Regulation Is More Effective Than Performance

When a vendor shows up with excessive energy, forced charisma, or aggressive attention-seeking, it increases the buyer’s cognitive load. This leads to disengagement or avoidance.

The vendors who succeed in this context are not the loudest - they are the most emotionally regulated. They speak less. They listen more. They don’t need to prove they belong. That’s what earns psychological permission to continue the conversation.

Informal Settings Are Still Data Points

Buyers do not suspend judgment during happy hours. If anything, they observe more closely.

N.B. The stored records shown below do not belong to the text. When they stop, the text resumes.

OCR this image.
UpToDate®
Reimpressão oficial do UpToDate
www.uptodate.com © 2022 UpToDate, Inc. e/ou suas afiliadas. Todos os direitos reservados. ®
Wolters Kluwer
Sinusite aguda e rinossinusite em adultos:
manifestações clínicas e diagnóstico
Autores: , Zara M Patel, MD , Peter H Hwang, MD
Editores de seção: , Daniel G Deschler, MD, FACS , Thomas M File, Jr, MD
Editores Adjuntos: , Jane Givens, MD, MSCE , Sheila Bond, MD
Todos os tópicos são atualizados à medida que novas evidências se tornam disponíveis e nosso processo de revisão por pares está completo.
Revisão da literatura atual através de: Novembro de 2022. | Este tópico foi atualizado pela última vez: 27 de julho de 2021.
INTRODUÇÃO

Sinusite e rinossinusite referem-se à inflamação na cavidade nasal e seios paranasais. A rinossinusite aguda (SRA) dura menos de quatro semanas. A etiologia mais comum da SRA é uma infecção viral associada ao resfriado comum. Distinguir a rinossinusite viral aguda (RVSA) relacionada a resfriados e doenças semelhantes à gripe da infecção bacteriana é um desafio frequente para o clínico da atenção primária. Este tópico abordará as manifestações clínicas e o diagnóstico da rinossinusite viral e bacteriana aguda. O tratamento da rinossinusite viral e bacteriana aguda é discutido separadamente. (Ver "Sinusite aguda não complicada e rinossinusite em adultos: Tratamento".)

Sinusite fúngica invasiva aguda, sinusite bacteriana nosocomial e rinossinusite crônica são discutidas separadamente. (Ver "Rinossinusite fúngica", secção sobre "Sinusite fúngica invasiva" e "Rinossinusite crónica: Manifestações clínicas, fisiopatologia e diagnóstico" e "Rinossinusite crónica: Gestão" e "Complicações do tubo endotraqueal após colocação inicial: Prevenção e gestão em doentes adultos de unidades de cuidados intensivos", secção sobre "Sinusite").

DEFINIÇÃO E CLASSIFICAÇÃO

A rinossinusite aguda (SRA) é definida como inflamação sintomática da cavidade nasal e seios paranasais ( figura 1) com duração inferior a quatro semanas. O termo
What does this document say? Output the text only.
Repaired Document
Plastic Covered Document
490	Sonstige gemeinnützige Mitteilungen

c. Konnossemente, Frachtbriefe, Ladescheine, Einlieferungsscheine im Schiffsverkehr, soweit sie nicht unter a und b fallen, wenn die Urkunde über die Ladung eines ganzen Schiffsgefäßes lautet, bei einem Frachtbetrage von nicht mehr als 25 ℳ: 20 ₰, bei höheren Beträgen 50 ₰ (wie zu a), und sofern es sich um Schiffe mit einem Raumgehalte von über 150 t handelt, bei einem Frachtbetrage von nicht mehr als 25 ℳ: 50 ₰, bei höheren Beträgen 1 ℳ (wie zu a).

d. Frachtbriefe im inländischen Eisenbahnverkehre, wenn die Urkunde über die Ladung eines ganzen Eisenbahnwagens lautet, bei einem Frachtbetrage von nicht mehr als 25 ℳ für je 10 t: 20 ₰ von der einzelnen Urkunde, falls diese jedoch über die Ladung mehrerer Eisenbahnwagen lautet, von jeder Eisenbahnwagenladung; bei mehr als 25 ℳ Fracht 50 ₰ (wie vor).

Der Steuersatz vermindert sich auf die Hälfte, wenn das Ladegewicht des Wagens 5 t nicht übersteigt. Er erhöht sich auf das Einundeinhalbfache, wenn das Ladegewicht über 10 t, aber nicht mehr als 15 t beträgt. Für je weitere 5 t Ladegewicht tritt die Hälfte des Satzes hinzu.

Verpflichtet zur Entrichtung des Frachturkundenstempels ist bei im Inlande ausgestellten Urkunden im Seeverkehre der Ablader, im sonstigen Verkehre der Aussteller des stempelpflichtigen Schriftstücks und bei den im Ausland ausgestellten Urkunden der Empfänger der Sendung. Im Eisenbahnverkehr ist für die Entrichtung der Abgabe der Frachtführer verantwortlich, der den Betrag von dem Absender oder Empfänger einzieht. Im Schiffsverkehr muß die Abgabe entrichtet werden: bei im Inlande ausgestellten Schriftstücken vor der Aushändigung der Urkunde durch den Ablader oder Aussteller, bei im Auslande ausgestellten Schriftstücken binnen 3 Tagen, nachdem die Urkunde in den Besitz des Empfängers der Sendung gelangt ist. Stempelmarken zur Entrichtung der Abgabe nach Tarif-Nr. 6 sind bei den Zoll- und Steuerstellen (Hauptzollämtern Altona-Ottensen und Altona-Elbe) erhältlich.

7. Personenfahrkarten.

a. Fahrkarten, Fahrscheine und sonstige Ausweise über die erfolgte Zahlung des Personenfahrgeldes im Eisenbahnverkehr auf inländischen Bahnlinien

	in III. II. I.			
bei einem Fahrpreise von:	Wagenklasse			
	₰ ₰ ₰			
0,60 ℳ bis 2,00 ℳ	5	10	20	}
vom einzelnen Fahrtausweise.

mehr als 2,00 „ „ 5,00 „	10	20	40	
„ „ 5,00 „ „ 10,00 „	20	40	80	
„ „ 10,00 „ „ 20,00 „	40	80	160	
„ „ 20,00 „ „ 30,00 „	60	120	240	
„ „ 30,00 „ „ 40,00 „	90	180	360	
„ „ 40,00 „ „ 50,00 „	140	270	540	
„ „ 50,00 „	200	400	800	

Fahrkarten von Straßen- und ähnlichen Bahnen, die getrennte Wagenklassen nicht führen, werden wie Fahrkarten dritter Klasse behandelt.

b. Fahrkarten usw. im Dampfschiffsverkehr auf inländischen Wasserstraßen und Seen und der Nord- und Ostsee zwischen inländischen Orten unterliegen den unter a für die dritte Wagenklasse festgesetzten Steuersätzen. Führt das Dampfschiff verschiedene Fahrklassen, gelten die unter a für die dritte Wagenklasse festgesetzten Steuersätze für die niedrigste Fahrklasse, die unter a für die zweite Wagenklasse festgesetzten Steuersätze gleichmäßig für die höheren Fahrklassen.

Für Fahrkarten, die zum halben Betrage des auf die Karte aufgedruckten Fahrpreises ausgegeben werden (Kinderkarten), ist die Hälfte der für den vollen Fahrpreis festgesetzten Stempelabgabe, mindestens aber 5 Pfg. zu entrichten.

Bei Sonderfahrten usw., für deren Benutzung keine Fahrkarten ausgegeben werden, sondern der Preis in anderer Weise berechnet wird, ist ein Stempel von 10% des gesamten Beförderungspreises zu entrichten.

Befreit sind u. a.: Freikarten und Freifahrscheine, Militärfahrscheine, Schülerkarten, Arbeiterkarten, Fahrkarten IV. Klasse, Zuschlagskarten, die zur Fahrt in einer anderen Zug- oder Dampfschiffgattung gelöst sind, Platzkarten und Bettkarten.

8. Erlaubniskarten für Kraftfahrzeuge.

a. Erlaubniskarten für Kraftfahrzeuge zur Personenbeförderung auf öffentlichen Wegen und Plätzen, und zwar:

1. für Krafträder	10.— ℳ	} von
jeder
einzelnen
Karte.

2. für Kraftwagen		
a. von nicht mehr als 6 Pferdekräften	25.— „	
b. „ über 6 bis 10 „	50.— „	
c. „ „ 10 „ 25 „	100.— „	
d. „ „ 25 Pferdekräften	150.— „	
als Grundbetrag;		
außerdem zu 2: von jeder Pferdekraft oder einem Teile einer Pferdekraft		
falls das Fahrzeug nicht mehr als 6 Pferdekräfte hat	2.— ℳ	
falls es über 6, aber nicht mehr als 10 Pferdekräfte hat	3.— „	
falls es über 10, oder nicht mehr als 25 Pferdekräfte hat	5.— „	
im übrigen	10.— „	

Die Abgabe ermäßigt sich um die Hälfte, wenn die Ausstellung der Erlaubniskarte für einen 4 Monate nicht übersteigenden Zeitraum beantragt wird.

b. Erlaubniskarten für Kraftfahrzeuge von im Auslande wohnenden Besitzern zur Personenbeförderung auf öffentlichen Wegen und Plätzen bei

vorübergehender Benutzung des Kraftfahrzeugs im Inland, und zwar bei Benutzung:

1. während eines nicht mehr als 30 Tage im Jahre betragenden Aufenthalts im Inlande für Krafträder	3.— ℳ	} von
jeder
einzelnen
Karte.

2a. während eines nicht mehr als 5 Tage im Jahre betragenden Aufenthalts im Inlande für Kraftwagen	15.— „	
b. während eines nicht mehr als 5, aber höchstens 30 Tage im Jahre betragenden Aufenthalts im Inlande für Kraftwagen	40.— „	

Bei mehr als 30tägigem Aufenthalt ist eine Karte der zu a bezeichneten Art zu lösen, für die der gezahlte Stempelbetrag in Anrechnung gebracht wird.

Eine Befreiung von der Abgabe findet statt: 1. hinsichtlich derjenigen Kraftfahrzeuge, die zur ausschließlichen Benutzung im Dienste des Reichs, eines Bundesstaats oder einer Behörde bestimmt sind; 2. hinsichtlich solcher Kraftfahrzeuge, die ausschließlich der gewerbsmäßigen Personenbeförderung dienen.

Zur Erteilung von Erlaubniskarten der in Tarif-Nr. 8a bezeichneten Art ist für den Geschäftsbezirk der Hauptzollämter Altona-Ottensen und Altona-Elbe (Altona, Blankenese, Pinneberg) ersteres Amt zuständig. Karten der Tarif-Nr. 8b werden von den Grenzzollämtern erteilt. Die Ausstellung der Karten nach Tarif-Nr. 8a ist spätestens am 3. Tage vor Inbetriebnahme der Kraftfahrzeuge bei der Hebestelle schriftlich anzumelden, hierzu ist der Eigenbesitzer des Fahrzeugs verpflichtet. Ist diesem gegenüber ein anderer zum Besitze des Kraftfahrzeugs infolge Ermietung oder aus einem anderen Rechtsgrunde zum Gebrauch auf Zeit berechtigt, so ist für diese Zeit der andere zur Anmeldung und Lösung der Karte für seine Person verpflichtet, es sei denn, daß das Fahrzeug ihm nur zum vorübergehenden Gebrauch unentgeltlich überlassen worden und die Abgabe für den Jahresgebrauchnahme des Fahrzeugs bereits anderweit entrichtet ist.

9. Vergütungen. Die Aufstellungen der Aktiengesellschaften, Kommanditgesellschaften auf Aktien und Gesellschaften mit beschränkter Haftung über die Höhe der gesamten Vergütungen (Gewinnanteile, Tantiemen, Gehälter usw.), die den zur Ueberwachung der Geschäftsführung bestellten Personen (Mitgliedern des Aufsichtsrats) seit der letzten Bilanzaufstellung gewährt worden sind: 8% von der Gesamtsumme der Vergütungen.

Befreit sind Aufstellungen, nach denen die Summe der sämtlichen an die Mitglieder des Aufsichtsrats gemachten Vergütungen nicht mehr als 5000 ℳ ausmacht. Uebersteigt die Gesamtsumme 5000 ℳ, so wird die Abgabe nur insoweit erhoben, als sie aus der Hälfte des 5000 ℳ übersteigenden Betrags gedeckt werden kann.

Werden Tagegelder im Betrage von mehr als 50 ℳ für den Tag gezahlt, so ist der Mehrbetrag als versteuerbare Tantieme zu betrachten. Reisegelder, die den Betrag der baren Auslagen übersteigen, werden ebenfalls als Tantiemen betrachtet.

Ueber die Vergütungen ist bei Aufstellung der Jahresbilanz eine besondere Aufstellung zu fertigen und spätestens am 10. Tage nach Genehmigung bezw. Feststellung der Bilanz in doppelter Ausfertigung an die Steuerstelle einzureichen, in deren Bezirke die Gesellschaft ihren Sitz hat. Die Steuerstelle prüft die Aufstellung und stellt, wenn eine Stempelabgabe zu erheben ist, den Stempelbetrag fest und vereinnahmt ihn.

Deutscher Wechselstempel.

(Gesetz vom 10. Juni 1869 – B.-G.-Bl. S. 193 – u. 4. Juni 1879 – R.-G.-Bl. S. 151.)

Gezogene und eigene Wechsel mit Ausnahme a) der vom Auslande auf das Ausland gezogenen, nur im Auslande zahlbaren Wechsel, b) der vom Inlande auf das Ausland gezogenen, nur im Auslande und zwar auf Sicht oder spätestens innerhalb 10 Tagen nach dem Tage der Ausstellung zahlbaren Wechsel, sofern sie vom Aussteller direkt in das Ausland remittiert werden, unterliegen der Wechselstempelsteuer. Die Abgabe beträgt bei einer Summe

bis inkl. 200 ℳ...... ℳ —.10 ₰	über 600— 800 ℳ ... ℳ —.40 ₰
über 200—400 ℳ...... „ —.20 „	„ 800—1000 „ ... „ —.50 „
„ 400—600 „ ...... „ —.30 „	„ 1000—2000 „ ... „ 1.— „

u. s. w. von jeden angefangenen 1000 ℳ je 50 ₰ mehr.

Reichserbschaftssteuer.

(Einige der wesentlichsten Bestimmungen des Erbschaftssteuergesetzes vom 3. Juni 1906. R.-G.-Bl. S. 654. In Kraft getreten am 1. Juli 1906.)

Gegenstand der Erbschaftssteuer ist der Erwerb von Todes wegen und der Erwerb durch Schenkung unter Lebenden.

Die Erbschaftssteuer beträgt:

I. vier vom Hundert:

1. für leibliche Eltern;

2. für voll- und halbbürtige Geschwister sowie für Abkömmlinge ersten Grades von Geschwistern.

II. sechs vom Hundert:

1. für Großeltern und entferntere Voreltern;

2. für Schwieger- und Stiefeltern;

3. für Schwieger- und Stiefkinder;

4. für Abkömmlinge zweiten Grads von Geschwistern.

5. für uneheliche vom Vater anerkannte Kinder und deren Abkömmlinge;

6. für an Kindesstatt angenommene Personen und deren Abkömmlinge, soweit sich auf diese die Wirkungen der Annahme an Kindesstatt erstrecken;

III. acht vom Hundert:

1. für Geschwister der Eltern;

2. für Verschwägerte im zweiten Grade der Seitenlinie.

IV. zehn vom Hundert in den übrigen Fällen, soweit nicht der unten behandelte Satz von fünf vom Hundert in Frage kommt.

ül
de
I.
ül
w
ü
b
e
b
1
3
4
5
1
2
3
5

How a vendor behaves in unstructured environments is seen as predictive of future partnership behavior.

Disrespectful conduct, over-familiarity, or a lack of self-regulation at a cocktail hour is often interpreted as a risk factor: this is how they’ll behave under stress, or when no one is watching.

Professionalism is not situational. It’s behavioral consistency across contexts. Trust is maintained or eroded in these informal moments.

Most Vendors Don’t Need Better Messaging. They Need Self-Awareness.

Ultimately, GTM effectiveness is not a copywriting issue. It’s an identity issue.

Most vendor messaging fails not because it lacks clarity, but because it lacks conviction. There is no meaningful differentiation, because there is no meaningful point of view. The vendor is trying to be everything to everyone - and buyers can feel that.

The teams who perform best in buyer-led environments are those who have clarity on:

  • Who they help

  • Why it matters

  • Who they are not for

That clarity doesn’t just sharpen messaging. It transforms posture. And posture - not pitch - is what drives trust in high-stakes commercial environments.